Amit Sahai


Amit Sahai is an American computer scientist. He is a professor of computer science at UCLA and the director of the Center for Encrypted Functionalities.

Biography

Amit Sahai was born in 1974 in Thousand Oaks, California, to parents who had
immigrated from India. He received a B.A. in mathematics with a computer
science minor from the University of California, Berkeley, summa cum laude, in
1996.
At Berkeley, Sahai was named Computing Research Association Outstanding
Undergraduate of the Year, North America, and was a member of the three-person
team that won first place in the 1996 ACM International Collegiate Programming Contest.
Sahai received his Ph.D. in Computer Science from MIT in 2000, and joined the
computer science faculty at Princeton University. In
2004 he moved to UCLA, where he currently holds the position of Professor of
Computer Science.

Research and Recognition

Amit Sahai's research interests are in security and cryptography, and theoretical
computer science more broadly. He has published more than 100 original
technical research papers.
Notable contributions by Sahai include:
Sahai has given a number of invited talks including the 2004 Distinguished Cryptographer Lecture
Series at NTT Labs, Japan.
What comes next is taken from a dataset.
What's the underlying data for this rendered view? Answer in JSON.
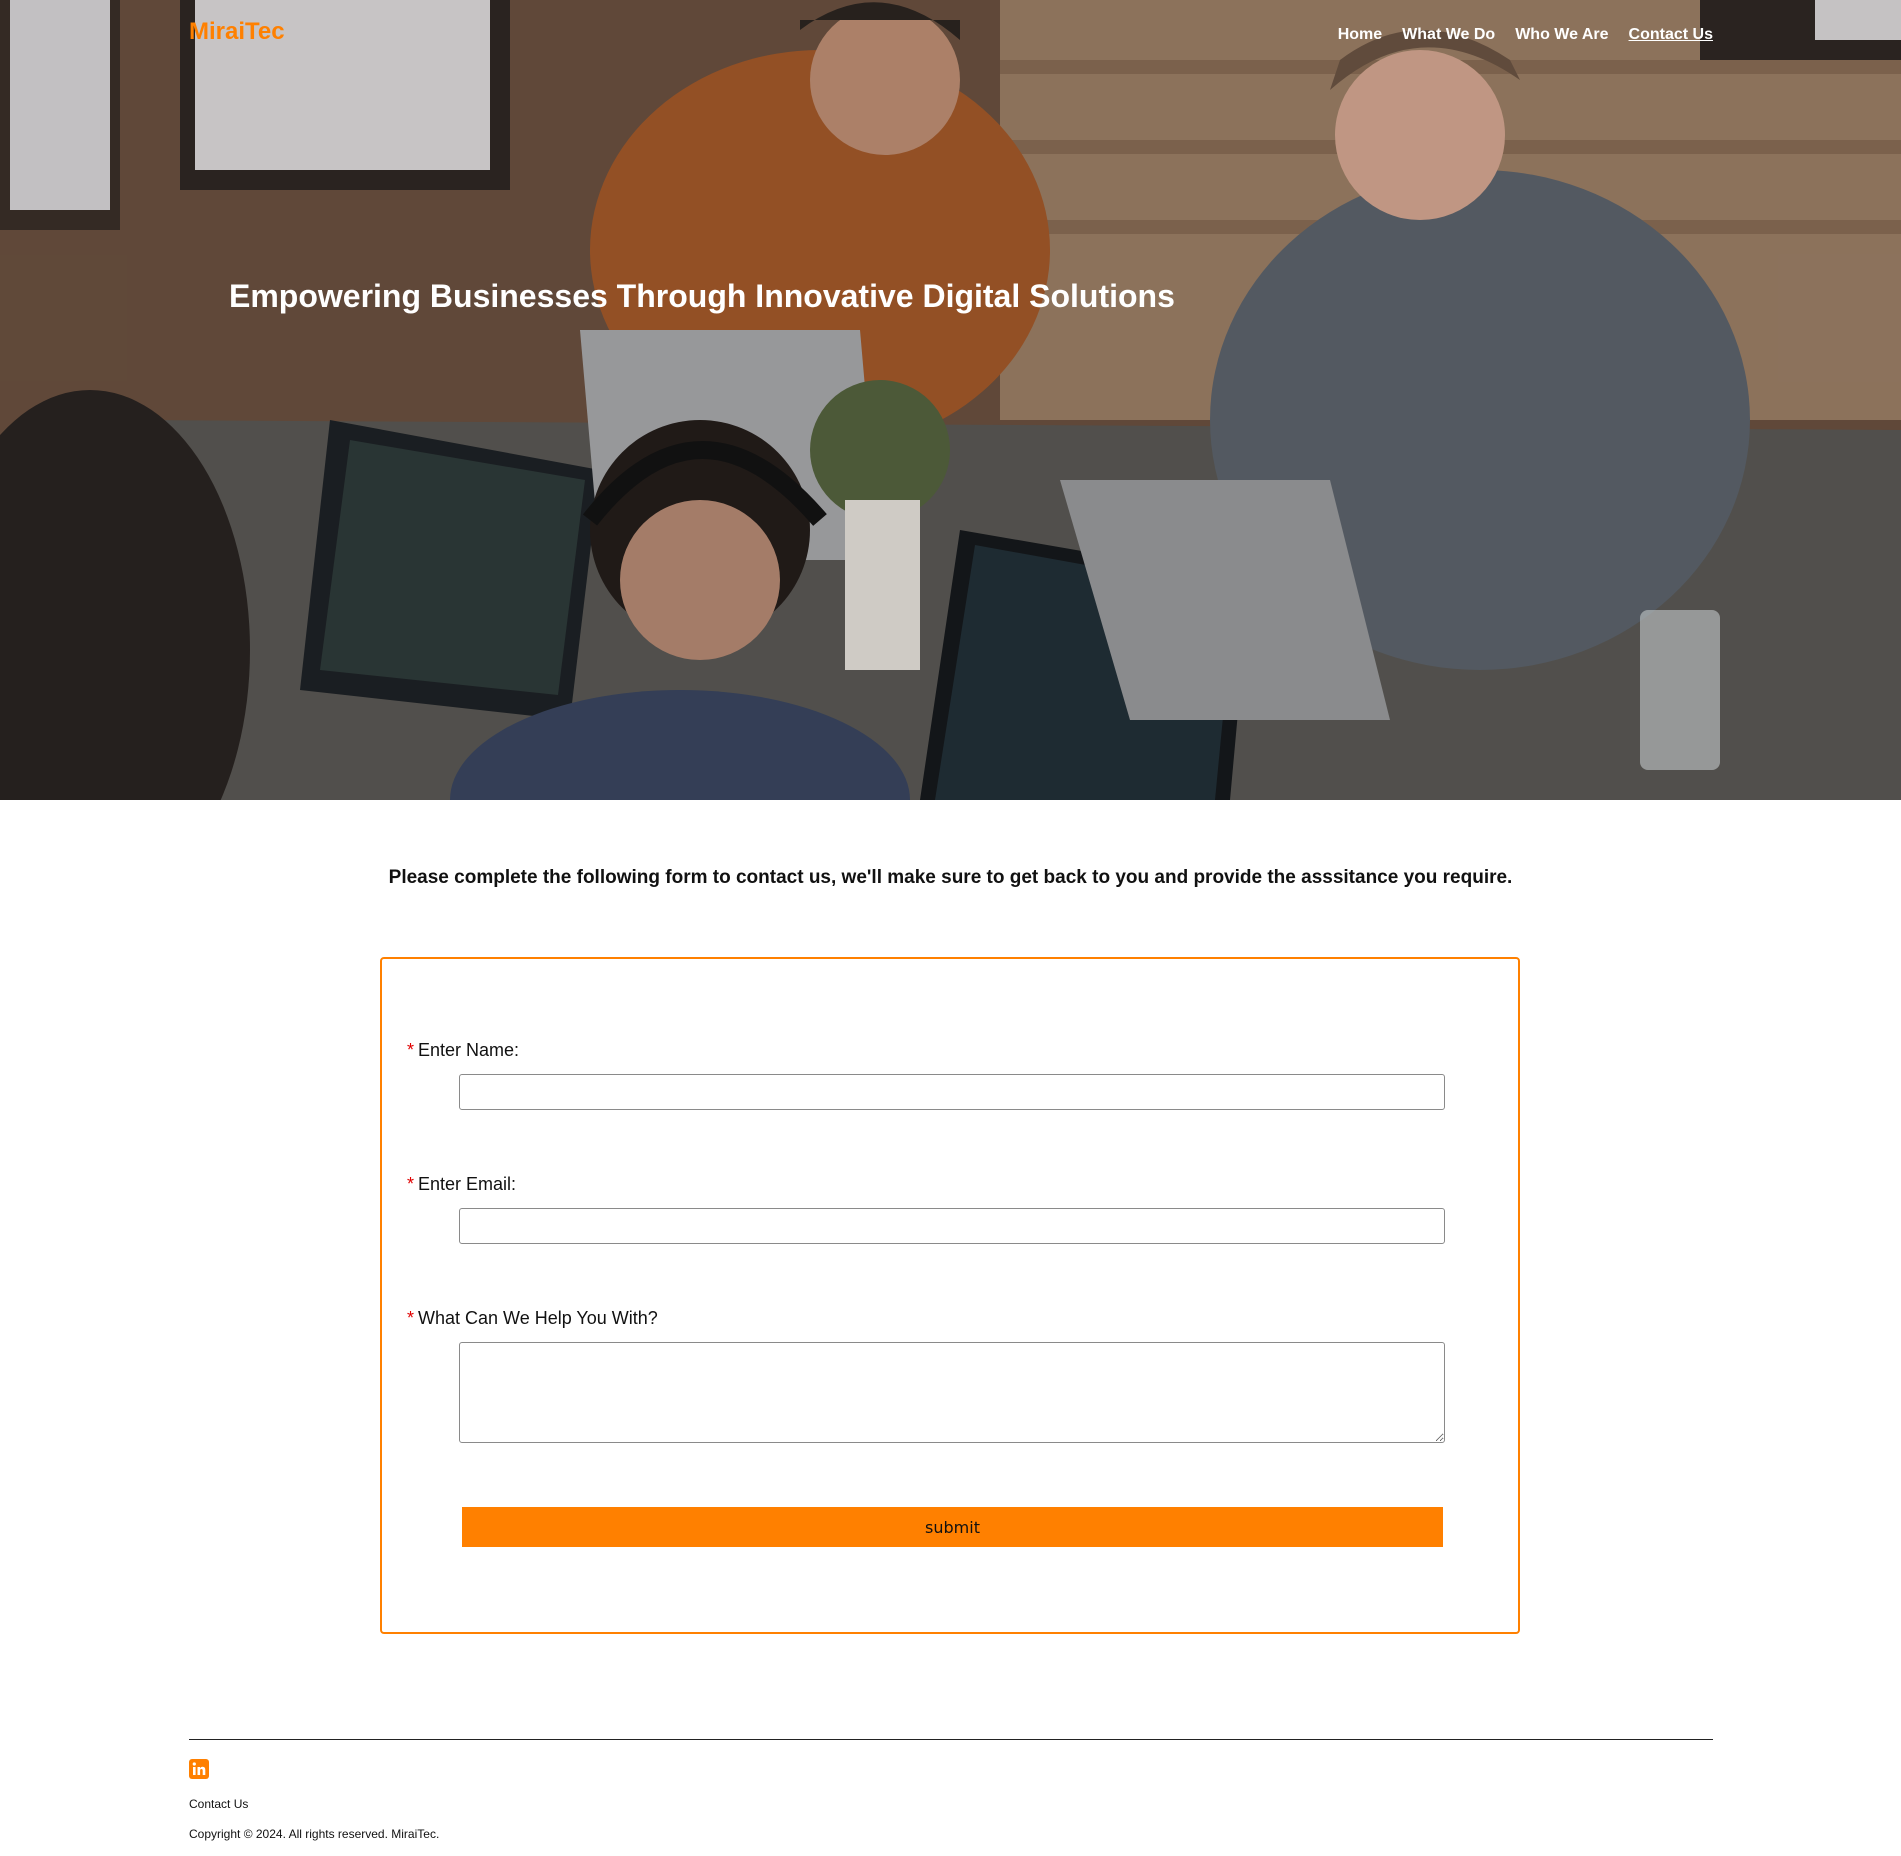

He was named an Alfred P. Sloan Foundation Research
Fellow in 2002, received an Okawa Research Grant Award in 2007, a Xerox
Foundation Faculty Award in 2010, and a Google Faculty Research Award in 2010.
His research has been covered by several news agencies including the BBC World
Service.
Sahai was elected as an ACM Fellow in 2018 for "contributions to cryptography and to the development of indistinguishability obfuscation".
In 2019, he was named a Fellow of the International Association for Cryptologic Research for "fundamental contributions, including to secure computation, zero knowledge, and functional encryption, and for service to the IACR."